Netflix’s commitment to its Christmas fireplaces is such that it physically records them and already has several themed ones

It’s not Christmas until they turn on the lights in Vigountil Mariah Carey doesn’t give us permission and until the Netflix fireplaces. What began, in other formats and on other channels, as a programming filler in a difficult time for small channels, has today become a powerful promotional tool. Let’s see what we warm up to this year.

This Christmas. Netflix premieres today three hour-long virtual fireplaces set in the universes of ‘Stranger Things‘, ‘Wednesday‘ and ‘The k-pop warriors‘. Three digital chimneys that recreate iconic scenes from the platform’s three indisputable last bombs. A maneuver whose origins at Netflix date back to 2013, when they created ‘Fireplace For Your Home’, a three-hour loop that accumulated millions of views. What started as an alternative for homes without a real fireplace evolved into a holiday tradition.

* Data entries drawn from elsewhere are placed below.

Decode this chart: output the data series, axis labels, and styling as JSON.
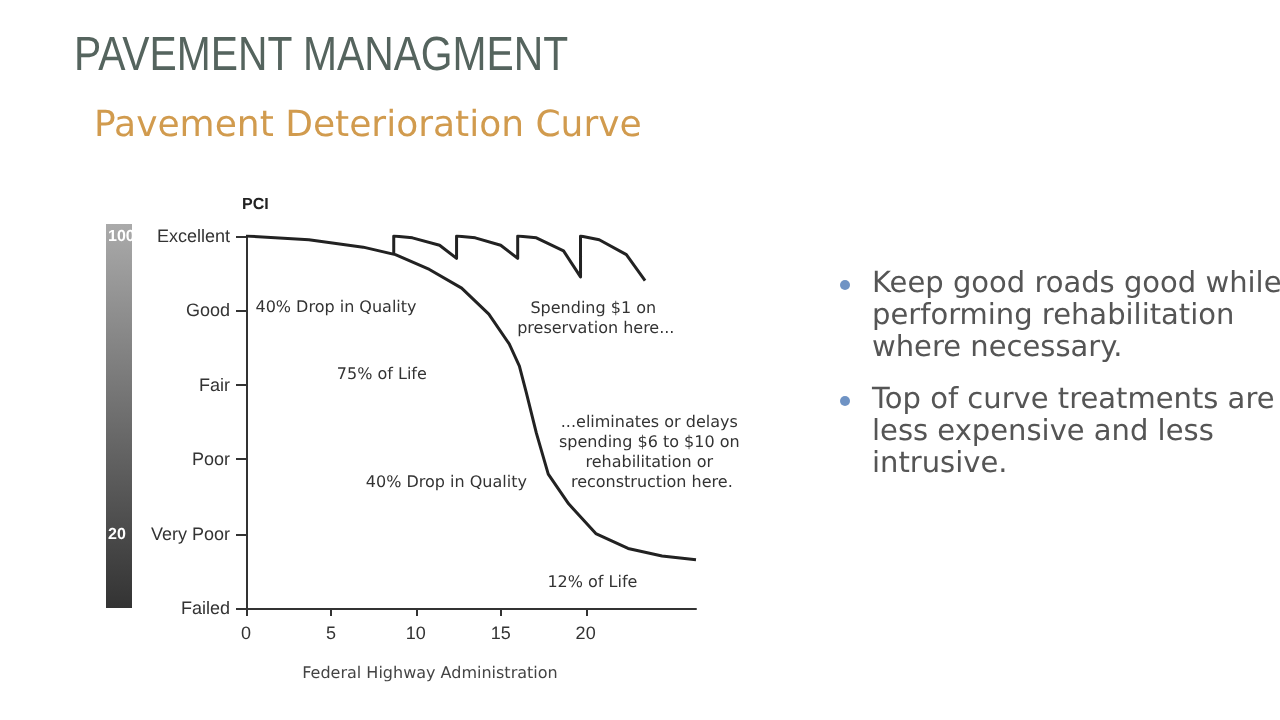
{
  "chart_data": {
    "type": "line",
    "title": "PAVEMENT MANAGMENT",
    "subtitle": "Pavement Deterioration Curve",
    "ylabel": "PCI",
    "annotations": [
      "Federal Highway Administration",
      "Keep good roads good while performing rehabilitation where necessary.",
      "Top of curve treatments are less expensive and less intrusive.",
      "40% Drop in Quality",
      "75% of Life",
      "40% Drop in Quality",
      "12% of Life",
      "Spending $1 on preservation here...",
      "...eliminates or delays spending $6 to $10 on rehabilitation or reconstruction here.",
      "Excellent",
      "Good",
      "Fair",
      "Poor",
      "Very Poor",
      "Failed"
    ],
    "series": [
      {
        "color": "#222222",
        "x": [
          0,
          3.7,
          6.9,
          8.8,
          10.8,
          12.7,
          14.3,
          15.5,
          16.1,
          16.5,
          17.1,
          17.8,
          19.0,
          20.6,
          22.5,
          24.5,
          26.5
        ],
        "values": [
          100,
          99,
          97,
          95,
          91,
          86,
          79,
          71,
          65,
          58,
          47,
          36,
          28,
          20,
          16,
          14,
          13
        ]
      },
      {
        "color": "#222222",
        "x": [
          8.7,
          8.7,
          9.8,
          11.4,
          12.4,
          12.4,
          13.5,
          15.0,
          16.0,
          16.0,
          17.1,
          18.7,
          19.7,
          19.7,
          20.8,
          22.4,
          23.5
        ],
        "values": [
          95,
          100,
          99.5,
          97.5,
          94,
          100,
          99.5,
          97.5,
          94,
          100,
          99.5,
          96,
          89,
          100,
          99,
          95,
          88
        ]
      }
    ],
    "xlim": [
      0,
      26.5
    ],
    "xticks": [
      0,
      5,
      10,
      15,
      20
    ],
    "ylim": [
      0,
      100
    ],
    "yticks": [
      20,
      100
    ],
    "grid": false,
    "marker": "none",
    "line_style": "solid"
  }
}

Differentiated experiences. Each of the fireplaces has its particularities, and even, in an attempt to expand the possibilities of the format, Easter eggs. The one from ‘Stranger Things’ includes the iconic wall with the illuminated alphabet that Joyce used to communicate with Will in the first season. There are six easter eggs hidden, from Demogorgons to Steve Harrington’s spiked bat.

Particularities. In ‘Wednesday’, the scene is in Principal Weems’ office inside Nevermore Academy. Thing makes a surprise appearance, and all with the series’ original soundtrack. In ‘The K-pop Warriors’ we go to the lair of the demon Gwi-Ma, where the Saja Boys perform their most recognizable song. There will be instrumental versions of songs from the movies, so that the fireplace takes on an authentic karaoke tone.

How it was done. Netflix’s Product and Design teams developed these virtual fireplaces with a level of detail unusual for content of this type. According to what they tell us from the platform, the process included recordings in real physical settings instead of depending exclusively on digital effects. According to Netflix, it collaborated with the showrunners of each series to guarantee fidelity to the original narrative universes.

Later, digital artists integrated fantastic elements such as the Demogorgons or the violet flames characteristic of the ‘Wednesday’ universe. Therefore, except for these special effects, the fireplace props are authentic, coming from the original sets or recreated with the intention of maintaining aesthetic continuity.

Fireplace: Origins. These fireplaces recover a television tradition created in 1970 by the New York network WPIX-TV, which broadcast a virtual fireplace for the first time on December 24 as a Christmas greeting. That 17-second loop, filmed at the New York mayor’s residence with music by Nat King Cole, also allowed the canal workers to celebrate Christmas Eve with their families. After disappearing in the nineties, it returned by popular demand, spawning imitators that marketed VHS and DVD-ROM versions for decades.